Amerika Serikat berada di balik rekayasa dalam gencatan senjata antara SAF dan RSF baru-baru ini, dengan tujuan jangka panjang untuk memecah kembali Sudan seperti saat pemisahan Sudan Selatan. 

Sampai disini, jelas bahwa konflik Sudan bukanlah konflik agama atau mazhab. Perang saat ini merupakan perebutan kekuasaan, ekonomi, dan kontrol teritorial, dengan emas, perdagangan lintas-batas, dan pelabuhan Laut Merah sebagai taruhannya. Namun karena hampir seluruh pelakunya Muslim dan termasuk wilayah jantung dunia Islam di Afrika, krisis ini menggambarkan tentang bagaimana kekuasaan tanpa akuntabilitas dapat menghancurkan peradaban Islam sendiri.

Konflik-konflik yang ada di dunia ini adalah usaha barat dengan ideologi kapitalisme-sekularisme untuk membendung semangat persatuan dan kebangkitan umat Islam. Inilah pentingnya umat harus dinaikkan level berpikirnya sehingga mampu membaca seluruh problem dunia dalam kacamata ideologis dan keniscayaan perang peradaban antara ideologi Islam dan ideologi non Islam. 

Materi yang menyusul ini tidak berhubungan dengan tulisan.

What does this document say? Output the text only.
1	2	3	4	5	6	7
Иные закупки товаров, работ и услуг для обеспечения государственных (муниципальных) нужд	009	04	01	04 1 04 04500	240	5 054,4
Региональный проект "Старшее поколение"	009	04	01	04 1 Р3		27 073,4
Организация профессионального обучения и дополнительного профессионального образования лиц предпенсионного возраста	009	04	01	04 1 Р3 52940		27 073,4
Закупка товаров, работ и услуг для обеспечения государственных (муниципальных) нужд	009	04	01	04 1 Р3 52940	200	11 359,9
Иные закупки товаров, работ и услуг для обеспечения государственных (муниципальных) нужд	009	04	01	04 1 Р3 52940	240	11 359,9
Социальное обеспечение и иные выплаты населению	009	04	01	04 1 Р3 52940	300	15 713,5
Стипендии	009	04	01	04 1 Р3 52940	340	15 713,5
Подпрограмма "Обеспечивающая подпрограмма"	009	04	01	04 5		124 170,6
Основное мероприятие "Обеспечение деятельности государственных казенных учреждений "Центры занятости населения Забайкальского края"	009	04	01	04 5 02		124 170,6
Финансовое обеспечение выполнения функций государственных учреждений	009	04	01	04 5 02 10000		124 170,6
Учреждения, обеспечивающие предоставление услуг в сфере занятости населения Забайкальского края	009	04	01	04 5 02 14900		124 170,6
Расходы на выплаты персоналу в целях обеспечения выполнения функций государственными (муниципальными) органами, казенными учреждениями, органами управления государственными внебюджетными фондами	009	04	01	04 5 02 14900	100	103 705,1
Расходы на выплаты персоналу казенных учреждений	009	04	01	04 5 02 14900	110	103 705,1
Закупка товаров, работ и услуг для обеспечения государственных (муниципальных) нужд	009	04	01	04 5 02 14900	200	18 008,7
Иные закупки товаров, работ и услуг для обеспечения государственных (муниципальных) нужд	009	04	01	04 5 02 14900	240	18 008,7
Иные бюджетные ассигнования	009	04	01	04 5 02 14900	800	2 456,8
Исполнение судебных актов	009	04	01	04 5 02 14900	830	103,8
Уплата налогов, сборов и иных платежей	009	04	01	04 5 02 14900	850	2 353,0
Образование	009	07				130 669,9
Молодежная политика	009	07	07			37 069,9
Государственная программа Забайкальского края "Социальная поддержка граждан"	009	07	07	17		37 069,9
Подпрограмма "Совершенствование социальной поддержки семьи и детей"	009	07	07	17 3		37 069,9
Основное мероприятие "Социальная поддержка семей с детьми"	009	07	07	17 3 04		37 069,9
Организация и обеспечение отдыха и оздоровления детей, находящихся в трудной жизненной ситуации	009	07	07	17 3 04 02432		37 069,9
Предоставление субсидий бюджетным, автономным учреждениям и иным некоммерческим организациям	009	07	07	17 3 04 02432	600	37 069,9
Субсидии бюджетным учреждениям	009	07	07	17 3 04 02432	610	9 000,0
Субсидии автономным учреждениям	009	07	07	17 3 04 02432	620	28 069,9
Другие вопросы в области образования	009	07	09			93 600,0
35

Dengan kesadaran politik, umat diharapkan tidak lagi dibodoh-bodohi dengan propaganda krisis Sudan sebagai konflik etnis atau perang saudara atau sejenisnya. Umat harus terlepas dari belenggu nasionalisme yang dicekokkan penjajah pada mereka agar umat Islam bersatu dan tergerak membela saudaranya. Maka dari itu, untuk menyatukan umat seruluruh dunia dan menyelesaikan berbagai konflik dan krisis baik politik, ekonomi, dll, kita butuh sistem islam. Umat Islam harus berjuang menegakkan sistem Islam karena dorongan iman.

Persatuan negeri-negeri Muslim di bawah naungan Khilafah adalah kunci untuk melawan hegemoni negara-negara kafir Barat yang terus membuat umat Islam terjajah, terpecah dan menderita.